Из угла заговорил монах с черными бровями:
– А правда ли, что вся Рязанская земля очищена?
– На Рязанской земле чужих людей нет, – ответил Пожарский.
– А рать Ляпунова велика? – спросил черноглазый.
– Велика. Идут с Ляпуновым люди из земли Рязанской и Северской, идут из Муромской с князем Масальским, и из Низовой с князем Репниным, из Вологодской земли и поморских мест с Нащокиным, и эти всех надежнее. Идут из Костромской земли, из Ярославской. Идут казаки Прасовецкого, идут казаки из степи. И сказано, что которые боярские люди крепостные и старинные и те шли бы без всякого сомнения и боязни. И я иду! Дай мне, отче, благословение.
– Господи Иисусе Христе, сыне божий! – сказал быстро и привычно Иринарх.
Потом встал и заговорил медленно, глядя в угол, на закоптелые иконы:
– Святые праведники Борис и Глеб, от брата убитые без прекословия, молите бога за сего раба, иже всуе мятется… Нет тебе моего благословения, князь… Смирись да молись поболе… Молись да смирись… Поляки-то теперь сильненькие, а мы-то бедненькие. Бедненький-то «ох», да за бедненького-то бог. Ко мне сам воевода польский Сапега нагрянул, губитель человеков. Я его божьим словом укорил, так он никого не тронул, пять рублей дал да знамя охранное… Вот с богом как. Отца Николая спроси, вот того, что в углу, он все видел. Приляг к земле, сынок, смирись, мертвым хоть прикинься.

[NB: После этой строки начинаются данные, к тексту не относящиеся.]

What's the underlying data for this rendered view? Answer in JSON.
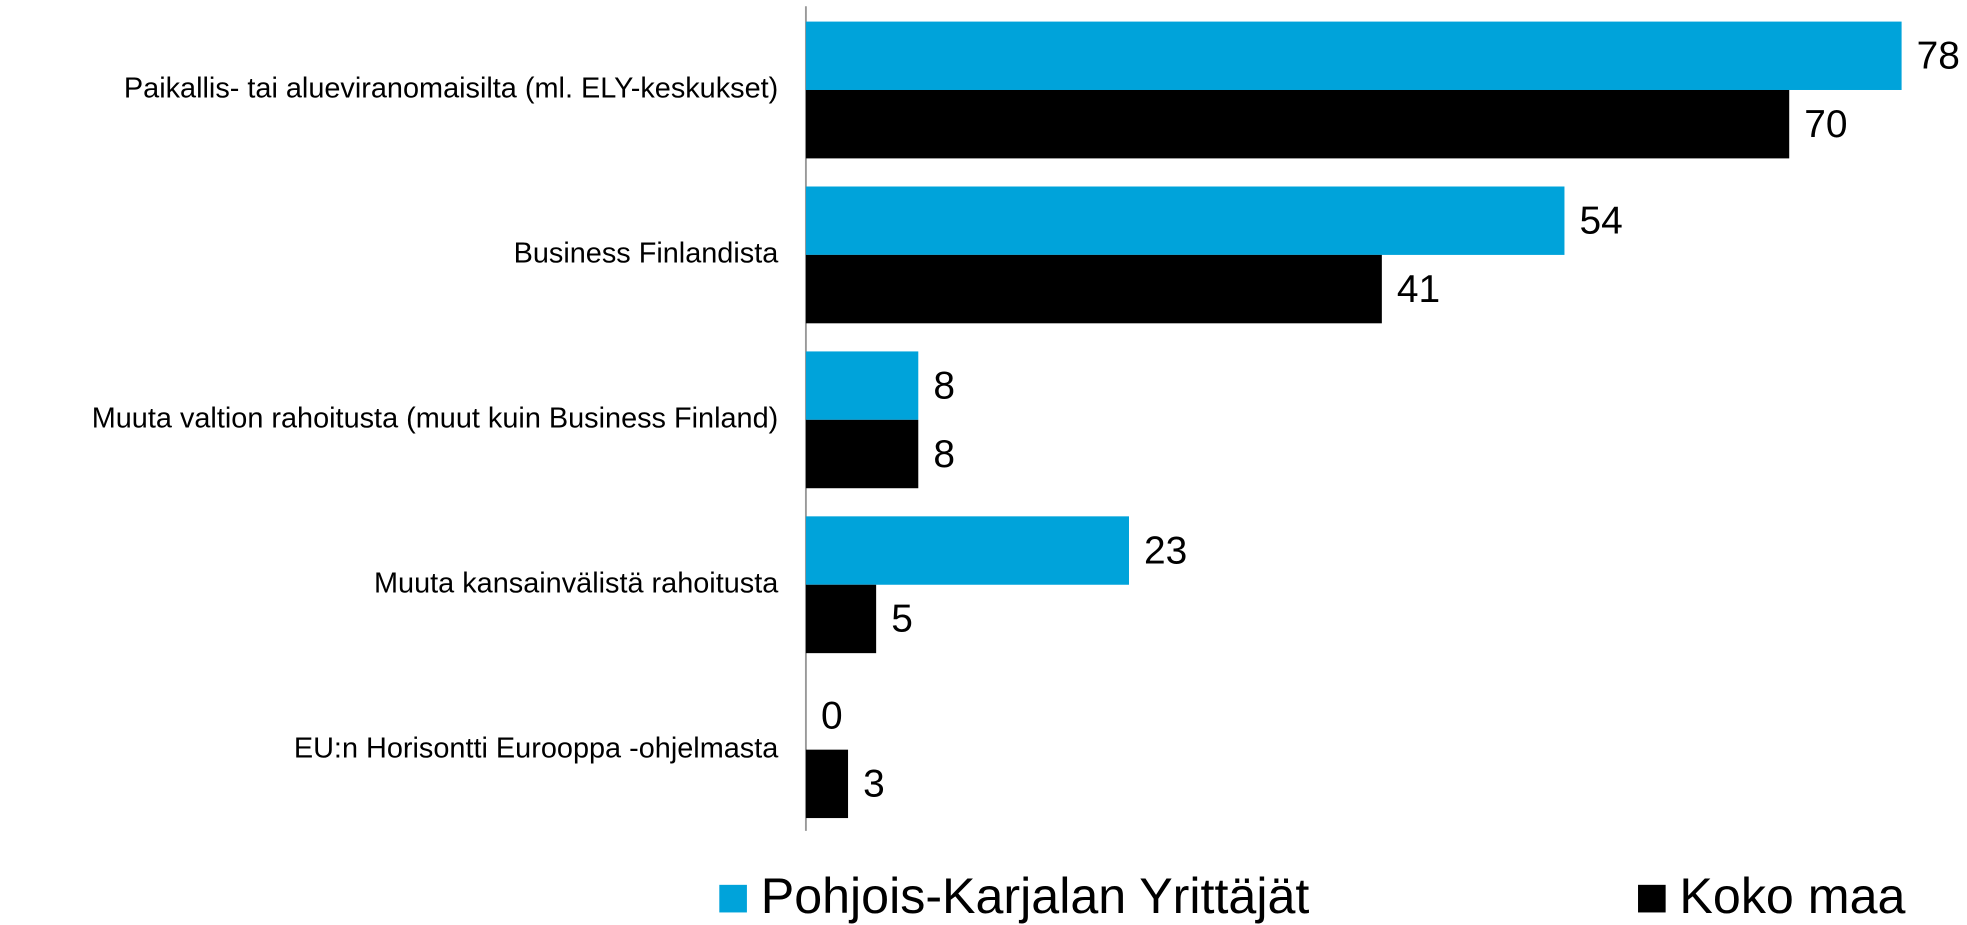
{
  "chart_data": {
    "type": "bar",
    "orientation": "horizontal",
    "categories": [
      "Paikallis- tai alueviranomaisilta (ml. ELY-keskukset)",
      "Business Finlandista",
      "Muuta valtion rahoitusta (muut kuin Business Finland)",
      "Muuta kansainvälistä rahoitusta",
      "EU:n Horisontti Eurooppa -ohjelmasta"
    ],
    "series": [
      {
        "name": "Pohjois-Karjalan Yrittäjät",
        "color": "#00a3da",
        "values": [
          78,
          54,
          8,
          23,
          0
        ]
      },
      {
        "name": "Koko maa",
        "color": "#000000",
        "values": [
          70,
          41,
          8,
          5,
          3
        ]
      }
    ],
    "legend": "bottom"
  }
}
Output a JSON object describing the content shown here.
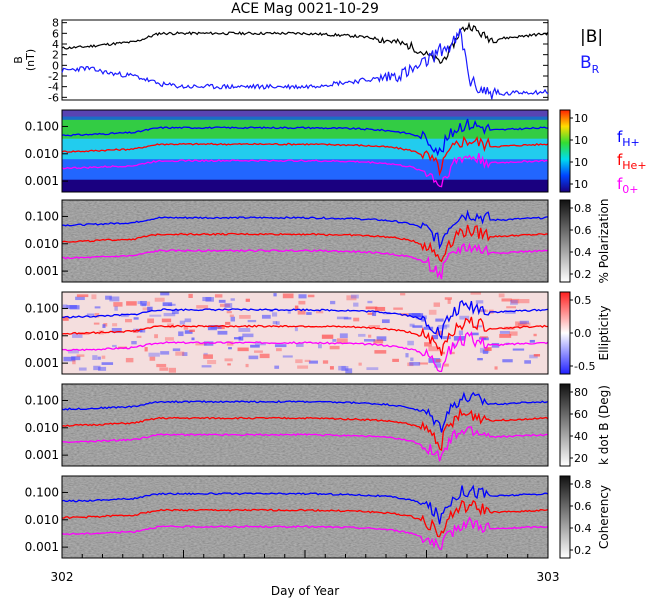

– Обида в сердце жива. Тушинское бесчинье помню и переяславское разорение, угличский пожар, царя Бориса смерть, Ксении-царевны унижение…
– Укороти память смирением. Ты человек простой, не хитрый. Народ глуп. Подымется, да и погибнет. А и ты с ним пропадешь… Ну?
– Лучше смерть, чем жизнь поносная, – тихо ответил князь.
– Что за слово, где читал? Нет такого в писании…
– У деда на сабле написано. Он от отца получил. Тот на Куликовом поле сражался.